‘Tahsil Edilemeyeceği Anlaşılan Kamu Alacağı’ Kavramının Belirlilik İlkesi Bakımından Yargı Kararları Işığında İncelenmesi


Creative Commons License

Tunç Z.

Mali Çözüm, cilt.32, sa.171, ss.199-215, 2022 (Hakemli Dergi)

  • Yayın Türü: Makale / Tam Makale
  • Cilt numarası: 32 Sayı: 171
  • Basım Tarihi: 2022
  • Dergi Adı: Mali Çözüm
  • Derginin Tarandığı İndeksler: TR DİZİN (ULAKBİM)
  • Sayfa Sayıları: ss.199-215
  • İstanbul Üniversitesi Adresli: Evet

Özet

Tahsil edilemeyen ve tahsil edilemeyeceği anlaşılan bir kamu alacağının varlığı, vergilendirme ilişkisinin borçlu tarafında kimin yer alacağının belirlemesi bakımından önem arz eden bir konudur. Nitekim, 6183 sayılı Amme Alacaklarının Tahsil Usulü Hakkında Kanun’un 35’inci ve mükerrer 35’inci maddeleri ile 213 sayılı Vergi Usul Kanunu’nun 10’uncu maddesi, tahsili imkânsız bir alacağın varlığına ilişkin farklı sorumluluk halleri öngörmektedir. Çalışmada, bu sorumluluk hallerinin ortaya çıkışından önceki aşamada yer alan, tahsil edilemeyeceği anlaşılan kamu alacağının varlığının hangi kriterlerden hareketle tespit edilmesi gerektiği ve bu tespitin belirlilik ilkesi bakımından özellik arz eden yönleri ele alındıktan sonra; Danıştay’ın çeşitli daire ve kurullarına yansıyan uyuşmazlıklar ile bu uyuşmazlıkların çözümünde yer alan görüş farklılıkları incelenmiştir. Bu farklılıkların neden olduğu sorunlara yönelik çözüm önerilerinin sunulması çalışmanın temel amacını oluşturmaktadır. Çalışma, tümevarım yöntemi kapsamında, doktrin-içtihat-mevzuat üçgeninde, karşılaştırmalı olarak tahsil imkansızlığı kavramını ve bu kavramın vergi hukukundaki uygulama alanının analizini içermektedir. 

The existence of a public receivable that cannot be collected and is Apparently Uncollectible is an important issue in terms of determining who will be on the debtor's side of the taxation relationship.

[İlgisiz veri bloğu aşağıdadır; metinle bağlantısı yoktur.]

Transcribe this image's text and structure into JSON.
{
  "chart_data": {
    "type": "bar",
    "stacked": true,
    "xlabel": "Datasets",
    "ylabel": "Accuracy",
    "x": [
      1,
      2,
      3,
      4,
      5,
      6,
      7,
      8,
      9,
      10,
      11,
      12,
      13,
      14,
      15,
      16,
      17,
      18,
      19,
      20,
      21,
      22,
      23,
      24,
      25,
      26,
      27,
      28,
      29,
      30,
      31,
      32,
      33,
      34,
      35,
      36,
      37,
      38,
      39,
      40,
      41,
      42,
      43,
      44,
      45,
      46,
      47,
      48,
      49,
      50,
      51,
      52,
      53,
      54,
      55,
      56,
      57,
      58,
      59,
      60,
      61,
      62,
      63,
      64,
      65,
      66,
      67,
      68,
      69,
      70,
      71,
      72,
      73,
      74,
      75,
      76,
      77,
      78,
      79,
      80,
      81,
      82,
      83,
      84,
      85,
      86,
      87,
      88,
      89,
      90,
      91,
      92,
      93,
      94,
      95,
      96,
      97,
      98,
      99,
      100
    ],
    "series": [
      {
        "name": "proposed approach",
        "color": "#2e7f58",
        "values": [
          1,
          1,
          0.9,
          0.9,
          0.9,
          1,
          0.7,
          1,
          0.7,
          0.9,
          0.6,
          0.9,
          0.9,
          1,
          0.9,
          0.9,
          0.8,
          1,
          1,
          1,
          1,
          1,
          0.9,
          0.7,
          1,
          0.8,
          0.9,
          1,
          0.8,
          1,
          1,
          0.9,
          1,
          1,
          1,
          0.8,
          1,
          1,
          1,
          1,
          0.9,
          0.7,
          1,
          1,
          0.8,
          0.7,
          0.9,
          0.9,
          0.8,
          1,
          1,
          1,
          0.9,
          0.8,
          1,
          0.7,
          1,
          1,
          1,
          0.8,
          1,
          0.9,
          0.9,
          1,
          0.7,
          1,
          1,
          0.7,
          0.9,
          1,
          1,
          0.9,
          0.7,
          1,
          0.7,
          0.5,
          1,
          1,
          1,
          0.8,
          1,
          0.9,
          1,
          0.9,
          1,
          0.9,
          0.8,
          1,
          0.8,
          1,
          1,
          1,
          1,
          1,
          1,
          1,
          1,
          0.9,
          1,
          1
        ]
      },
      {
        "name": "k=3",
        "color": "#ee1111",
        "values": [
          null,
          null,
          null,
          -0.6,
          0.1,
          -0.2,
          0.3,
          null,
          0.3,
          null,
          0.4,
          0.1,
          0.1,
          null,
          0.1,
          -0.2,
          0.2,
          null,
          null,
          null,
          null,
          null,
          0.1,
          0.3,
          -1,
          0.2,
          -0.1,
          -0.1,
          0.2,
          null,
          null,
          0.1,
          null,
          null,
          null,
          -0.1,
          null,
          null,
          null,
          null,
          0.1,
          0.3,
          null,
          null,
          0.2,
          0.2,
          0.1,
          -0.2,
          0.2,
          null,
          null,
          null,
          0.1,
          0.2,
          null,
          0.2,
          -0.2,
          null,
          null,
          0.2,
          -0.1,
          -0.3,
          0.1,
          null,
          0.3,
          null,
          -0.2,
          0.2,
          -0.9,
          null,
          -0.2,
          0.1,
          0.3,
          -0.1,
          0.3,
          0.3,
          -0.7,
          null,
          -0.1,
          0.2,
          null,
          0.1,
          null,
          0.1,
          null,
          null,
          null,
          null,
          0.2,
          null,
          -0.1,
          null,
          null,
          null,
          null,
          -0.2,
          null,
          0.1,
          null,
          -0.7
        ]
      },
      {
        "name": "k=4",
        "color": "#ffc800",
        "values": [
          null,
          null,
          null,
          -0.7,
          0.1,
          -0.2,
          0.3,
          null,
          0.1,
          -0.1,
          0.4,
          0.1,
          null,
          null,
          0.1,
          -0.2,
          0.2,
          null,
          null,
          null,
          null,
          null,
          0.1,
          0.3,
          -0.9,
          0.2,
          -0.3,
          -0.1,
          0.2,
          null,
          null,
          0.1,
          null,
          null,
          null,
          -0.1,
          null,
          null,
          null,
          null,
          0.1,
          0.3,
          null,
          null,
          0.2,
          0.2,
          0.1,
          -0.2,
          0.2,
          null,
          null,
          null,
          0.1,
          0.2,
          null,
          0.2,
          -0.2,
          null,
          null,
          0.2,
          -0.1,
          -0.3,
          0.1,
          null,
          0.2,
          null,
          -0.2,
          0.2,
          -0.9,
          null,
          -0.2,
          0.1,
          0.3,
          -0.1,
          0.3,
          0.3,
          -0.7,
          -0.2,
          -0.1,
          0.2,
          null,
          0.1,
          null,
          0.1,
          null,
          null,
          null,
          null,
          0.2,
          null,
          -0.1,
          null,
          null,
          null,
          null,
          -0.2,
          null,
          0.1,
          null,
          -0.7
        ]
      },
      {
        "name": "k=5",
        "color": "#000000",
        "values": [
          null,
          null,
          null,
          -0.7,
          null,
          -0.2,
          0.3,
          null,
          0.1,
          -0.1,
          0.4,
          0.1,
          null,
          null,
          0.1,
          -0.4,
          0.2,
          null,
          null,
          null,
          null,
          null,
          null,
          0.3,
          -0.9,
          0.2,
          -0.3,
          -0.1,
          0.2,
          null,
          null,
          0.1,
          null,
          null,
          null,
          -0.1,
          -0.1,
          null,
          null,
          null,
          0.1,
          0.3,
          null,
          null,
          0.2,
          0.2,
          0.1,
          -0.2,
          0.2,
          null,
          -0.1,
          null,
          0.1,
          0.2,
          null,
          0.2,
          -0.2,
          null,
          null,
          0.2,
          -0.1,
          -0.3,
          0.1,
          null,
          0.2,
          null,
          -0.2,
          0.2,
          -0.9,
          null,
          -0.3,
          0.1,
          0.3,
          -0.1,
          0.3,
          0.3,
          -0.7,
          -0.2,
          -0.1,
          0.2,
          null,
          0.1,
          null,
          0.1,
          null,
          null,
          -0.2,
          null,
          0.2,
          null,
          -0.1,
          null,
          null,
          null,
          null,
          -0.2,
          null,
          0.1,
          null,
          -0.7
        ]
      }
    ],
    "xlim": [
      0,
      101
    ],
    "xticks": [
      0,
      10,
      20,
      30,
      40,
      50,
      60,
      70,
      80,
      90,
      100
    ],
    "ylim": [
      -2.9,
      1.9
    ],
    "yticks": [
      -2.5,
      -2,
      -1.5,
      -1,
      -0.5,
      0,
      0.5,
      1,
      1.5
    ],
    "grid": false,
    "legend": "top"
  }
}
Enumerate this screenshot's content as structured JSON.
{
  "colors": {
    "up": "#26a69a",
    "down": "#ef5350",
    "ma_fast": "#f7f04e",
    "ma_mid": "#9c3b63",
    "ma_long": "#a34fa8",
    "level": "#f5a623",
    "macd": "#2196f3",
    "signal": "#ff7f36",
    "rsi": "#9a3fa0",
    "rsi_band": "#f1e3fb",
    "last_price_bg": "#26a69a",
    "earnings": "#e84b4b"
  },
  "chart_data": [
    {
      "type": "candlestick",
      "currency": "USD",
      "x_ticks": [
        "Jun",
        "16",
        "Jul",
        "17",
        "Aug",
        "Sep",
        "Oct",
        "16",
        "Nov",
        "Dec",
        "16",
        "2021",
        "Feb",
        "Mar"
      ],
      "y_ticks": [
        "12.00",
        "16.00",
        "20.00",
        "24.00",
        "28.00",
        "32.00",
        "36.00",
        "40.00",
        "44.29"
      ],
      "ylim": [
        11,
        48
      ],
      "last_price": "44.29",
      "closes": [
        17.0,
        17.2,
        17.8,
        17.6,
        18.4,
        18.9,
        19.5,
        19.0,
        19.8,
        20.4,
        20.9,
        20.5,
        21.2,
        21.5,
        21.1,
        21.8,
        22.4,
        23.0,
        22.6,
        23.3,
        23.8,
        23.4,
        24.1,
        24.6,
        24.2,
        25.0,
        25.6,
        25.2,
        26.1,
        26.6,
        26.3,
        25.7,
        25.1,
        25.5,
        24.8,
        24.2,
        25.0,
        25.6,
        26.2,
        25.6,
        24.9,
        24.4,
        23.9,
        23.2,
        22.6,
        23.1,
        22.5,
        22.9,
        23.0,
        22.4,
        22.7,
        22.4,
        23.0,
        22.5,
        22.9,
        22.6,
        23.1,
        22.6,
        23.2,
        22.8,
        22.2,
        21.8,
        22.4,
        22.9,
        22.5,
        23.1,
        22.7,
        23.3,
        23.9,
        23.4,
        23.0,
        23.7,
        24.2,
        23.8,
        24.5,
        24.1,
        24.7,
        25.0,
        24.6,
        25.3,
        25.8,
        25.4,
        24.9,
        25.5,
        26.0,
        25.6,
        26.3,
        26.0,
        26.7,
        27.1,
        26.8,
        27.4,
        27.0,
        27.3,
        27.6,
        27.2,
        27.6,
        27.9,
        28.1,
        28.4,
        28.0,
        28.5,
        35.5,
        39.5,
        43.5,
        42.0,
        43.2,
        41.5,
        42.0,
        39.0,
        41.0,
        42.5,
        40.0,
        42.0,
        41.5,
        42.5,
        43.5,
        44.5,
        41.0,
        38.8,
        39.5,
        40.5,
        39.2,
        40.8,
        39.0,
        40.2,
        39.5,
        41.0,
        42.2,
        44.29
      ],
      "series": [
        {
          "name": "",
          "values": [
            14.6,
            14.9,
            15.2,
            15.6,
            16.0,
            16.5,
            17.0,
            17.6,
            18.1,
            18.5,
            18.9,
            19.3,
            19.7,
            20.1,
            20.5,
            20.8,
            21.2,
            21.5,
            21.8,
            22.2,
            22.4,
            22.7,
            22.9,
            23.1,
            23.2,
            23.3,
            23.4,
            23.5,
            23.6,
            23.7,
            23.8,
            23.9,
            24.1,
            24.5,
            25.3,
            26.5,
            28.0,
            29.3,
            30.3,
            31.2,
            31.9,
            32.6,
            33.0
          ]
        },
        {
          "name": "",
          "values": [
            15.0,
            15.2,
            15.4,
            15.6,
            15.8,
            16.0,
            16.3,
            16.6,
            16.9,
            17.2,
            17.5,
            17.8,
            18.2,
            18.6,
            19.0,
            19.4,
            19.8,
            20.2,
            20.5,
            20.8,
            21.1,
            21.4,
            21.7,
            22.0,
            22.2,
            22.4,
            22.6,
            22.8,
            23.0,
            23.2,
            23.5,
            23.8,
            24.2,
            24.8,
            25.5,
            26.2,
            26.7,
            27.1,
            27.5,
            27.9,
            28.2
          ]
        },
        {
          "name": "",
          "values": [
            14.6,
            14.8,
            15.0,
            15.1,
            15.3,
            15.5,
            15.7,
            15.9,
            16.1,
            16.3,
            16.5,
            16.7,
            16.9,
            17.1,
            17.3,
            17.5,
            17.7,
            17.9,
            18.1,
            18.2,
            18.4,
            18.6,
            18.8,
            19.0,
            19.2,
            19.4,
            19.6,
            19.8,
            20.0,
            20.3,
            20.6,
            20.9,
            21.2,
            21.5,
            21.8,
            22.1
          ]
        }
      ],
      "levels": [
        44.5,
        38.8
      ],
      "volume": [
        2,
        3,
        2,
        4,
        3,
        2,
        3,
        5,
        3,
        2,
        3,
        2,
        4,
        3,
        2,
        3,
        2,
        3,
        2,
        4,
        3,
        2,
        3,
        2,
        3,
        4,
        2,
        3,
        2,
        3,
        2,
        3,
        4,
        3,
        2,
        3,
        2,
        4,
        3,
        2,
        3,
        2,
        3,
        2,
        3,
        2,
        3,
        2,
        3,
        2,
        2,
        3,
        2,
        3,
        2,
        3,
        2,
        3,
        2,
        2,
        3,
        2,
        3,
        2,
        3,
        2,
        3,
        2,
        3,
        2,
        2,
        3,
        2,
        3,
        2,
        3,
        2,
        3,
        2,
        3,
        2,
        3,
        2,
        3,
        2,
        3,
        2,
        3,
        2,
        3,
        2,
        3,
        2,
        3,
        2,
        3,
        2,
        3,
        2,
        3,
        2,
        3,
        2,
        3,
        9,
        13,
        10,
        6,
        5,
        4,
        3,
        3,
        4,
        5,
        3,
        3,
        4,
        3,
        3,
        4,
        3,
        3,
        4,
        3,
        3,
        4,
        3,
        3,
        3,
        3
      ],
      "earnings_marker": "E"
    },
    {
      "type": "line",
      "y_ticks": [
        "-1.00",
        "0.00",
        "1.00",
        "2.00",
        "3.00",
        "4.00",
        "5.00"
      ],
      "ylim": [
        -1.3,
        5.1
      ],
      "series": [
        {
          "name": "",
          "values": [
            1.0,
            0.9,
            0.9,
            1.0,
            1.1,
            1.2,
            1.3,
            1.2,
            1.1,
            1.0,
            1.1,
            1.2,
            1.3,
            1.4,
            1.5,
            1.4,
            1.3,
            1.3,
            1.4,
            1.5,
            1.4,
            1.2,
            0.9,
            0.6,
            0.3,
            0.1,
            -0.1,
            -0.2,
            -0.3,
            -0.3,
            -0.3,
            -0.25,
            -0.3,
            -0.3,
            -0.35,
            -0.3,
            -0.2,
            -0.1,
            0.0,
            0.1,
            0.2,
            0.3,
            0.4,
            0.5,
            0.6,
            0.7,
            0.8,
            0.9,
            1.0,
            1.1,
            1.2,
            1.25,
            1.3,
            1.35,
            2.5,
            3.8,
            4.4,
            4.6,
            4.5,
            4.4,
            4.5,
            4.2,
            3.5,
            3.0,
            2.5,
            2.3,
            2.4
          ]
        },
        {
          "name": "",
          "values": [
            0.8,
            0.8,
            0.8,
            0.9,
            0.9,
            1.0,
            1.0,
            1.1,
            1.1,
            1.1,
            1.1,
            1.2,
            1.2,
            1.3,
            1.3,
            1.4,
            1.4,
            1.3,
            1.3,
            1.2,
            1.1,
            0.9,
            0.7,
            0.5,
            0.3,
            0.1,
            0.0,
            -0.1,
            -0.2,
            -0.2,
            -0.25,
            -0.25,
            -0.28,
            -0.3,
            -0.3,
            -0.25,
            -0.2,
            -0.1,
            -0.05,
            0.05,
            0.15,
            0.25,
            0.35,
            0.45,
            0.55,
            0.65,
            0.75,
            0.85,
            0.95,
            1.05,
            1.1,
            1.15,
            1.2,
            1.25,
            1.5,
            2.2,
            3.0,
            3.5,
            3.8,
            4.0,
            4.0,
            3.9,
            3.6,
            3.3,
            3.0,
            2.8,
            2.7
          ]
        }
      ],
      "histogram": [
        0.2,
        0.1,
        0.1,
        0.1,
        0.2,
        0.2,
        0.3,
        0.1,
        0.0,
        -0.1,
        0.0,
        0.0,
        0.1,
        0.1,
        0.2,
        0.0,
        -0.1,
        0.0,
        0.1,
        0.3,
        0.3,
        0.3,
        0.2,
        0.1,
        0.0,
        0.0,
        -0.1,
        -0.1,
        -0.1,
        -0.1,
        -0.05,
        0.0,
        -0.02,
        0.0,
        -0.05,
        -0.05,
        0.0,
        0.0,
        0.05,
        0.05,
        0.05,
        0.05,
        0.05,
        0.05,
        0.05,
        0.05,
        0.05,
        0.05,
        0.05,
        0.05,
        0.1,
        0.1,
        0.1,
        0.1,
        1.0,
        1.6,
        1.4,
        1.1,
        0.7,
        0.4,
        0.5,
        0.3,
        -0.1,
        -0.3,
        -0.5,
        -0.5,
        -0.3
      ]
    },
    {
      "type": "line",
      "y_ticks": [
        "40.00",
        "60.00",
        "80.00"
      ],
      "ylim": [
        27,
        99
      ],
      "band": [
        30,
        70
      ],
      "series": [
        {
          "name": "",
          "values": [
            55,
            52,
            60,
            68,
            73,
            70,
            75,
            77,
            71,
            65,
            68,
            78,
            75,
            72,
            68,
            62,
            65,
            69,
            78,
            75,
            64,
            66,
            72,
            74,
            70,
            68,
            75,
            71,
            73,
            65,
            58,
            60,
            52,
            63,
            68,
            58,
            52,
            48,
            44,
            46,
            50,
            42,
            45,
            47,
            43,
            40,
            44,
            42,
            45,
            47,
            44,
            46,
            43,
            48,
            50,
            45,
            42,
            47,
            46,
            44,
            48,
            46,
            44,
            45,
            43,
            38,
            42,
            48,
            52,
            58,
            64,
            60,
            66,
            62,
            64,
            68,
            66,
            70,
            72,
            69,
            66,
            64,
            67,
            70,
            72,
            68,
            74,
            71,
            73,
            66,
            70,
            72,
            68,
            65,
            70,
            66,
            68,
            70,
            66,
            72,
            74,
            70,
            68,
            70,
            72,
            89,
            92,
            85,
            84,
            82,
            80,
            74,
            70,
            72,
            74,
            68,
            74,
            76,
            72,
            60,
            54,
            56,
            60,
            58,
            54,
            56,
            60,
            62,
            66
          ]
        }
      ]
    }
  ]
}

The 35th and repetitive 35th articles of the Collection Procedure of Public Receivables Law No. 6183 and the 10th article of the Tax Procedure Law No. 213 envisage different liability situations regarding the existence of an uncollectible receivable. In the study, the criteria to determine the existence of a public receivable which is in the stage before the emergence of these liability disputes and which is apparently uncollectible, and what are the features of this determination in terms of the principle of certainty are examined. In addition, the cases reflected in the various departments and boards of the Council of State and the differences of opinion in the resolution of these cases were examined. The main purpose of the study is to offer solutions for the problems caused by these differences. The study includes the concept of impossibility of collection comparatively in the doctrine-legal precedent-legislation triangle within the scope of the inductive method and the analysis of the application area of this concept in tax law.